I continued to room alone, like Charlie had before, in a house of weirdoes and social outcasts.
Charlie and I swap occasional e-mails, I suppose because we are both electronically savvy, Charlie more than me.
I’ve visited CG twice, in his humble abode in Ashburnham, in the rural outback of Massachusetts. —Also his so-called vacation stead, the Holton (“HOLE-tin”) homestead in way out Jamaica, VT.
CG is a New York City native.
I’m from South Jersey, which partially explains my twisted psyche.
South Jersey is the land of smelly oil-refineries, and gravel-pits. Navigation on its waterways is by poled cement-tub.
The world does indeed have an armpit, and it is Vineland in South Jersey, where illicit drugs, especially heroin, flow freely.
Exit South Jersey an angry pessimist; rocker Patti Smith is a sterling example.

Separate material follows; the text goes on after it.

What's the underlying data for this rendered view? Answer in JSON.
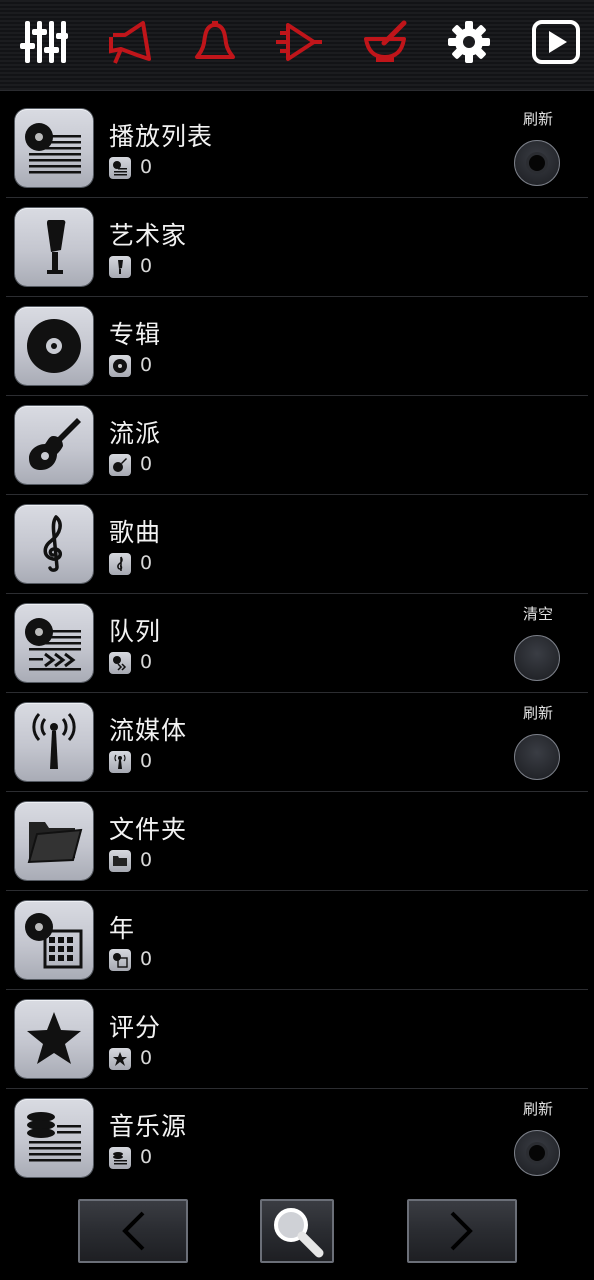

Jersey alone (north Jersey) produced Bruce Springsteen.
What I always say is that North Jersey was the garbage-dump for New York City, and South Jersey was the dump for Philadelphia.
South Jersey was always an outlet for sinners frustrated by the Puritans that ran Pennsylvania.
Honky-tonks and whore-houses and liquor stores abound.
And there was always the vast Pine Barrens, a dumping ground for Mafia hits.
New York City, on the other hand, could be a beacon of light.
Some areas looked like bombed out war zones, but there were pockets of venerable culture.
Charlie had frequented same, and it was possible to get around without a car — i.e. as a teenager.
Houghton, by comparison, was a cultural backwater, far out in the sticks.
For me, though, Houghton was a step up in intellectual pursuit; and furthermore people there valued my opinions.
My dreams about CG always seem to reprise our college experience; him in an apartment much like his spare accommodations in our college rooming house.
Both CG and I are always gray-haired old fogies.
I’d been contacted about picking up CG to take him to a class we shared.
I was driving our Honda CR-V.
(My last visit to Asburnham was the CR-V.)
I exited I-590 at Blossom Road, and there was Charlie, walking under the bridge.
All scraggly and gray-haired — he hasn’t had a haircut in years.
I turned on my four-ways, and crossed into the opposing lane to pick him up.
It was him; same snide remarks and verbal pot-shots.
A mocker, just like me.

• Charlie is somehow related to the Holton Family. A Holton cousin of his also attended the college, and graduated two years after us.
• The “CR-V” is our 2003 Honda CR-V SUV.
• “I-590” and “Blossom Road” are Interstate-590 and Blossom Road, an east-west road through southeastern Rochester. At that point 590 (north-south) is no longer an Interstate; just a state highway, although a four-lane divided expressway. 590 passes over Blossom Road, and there is an interchange.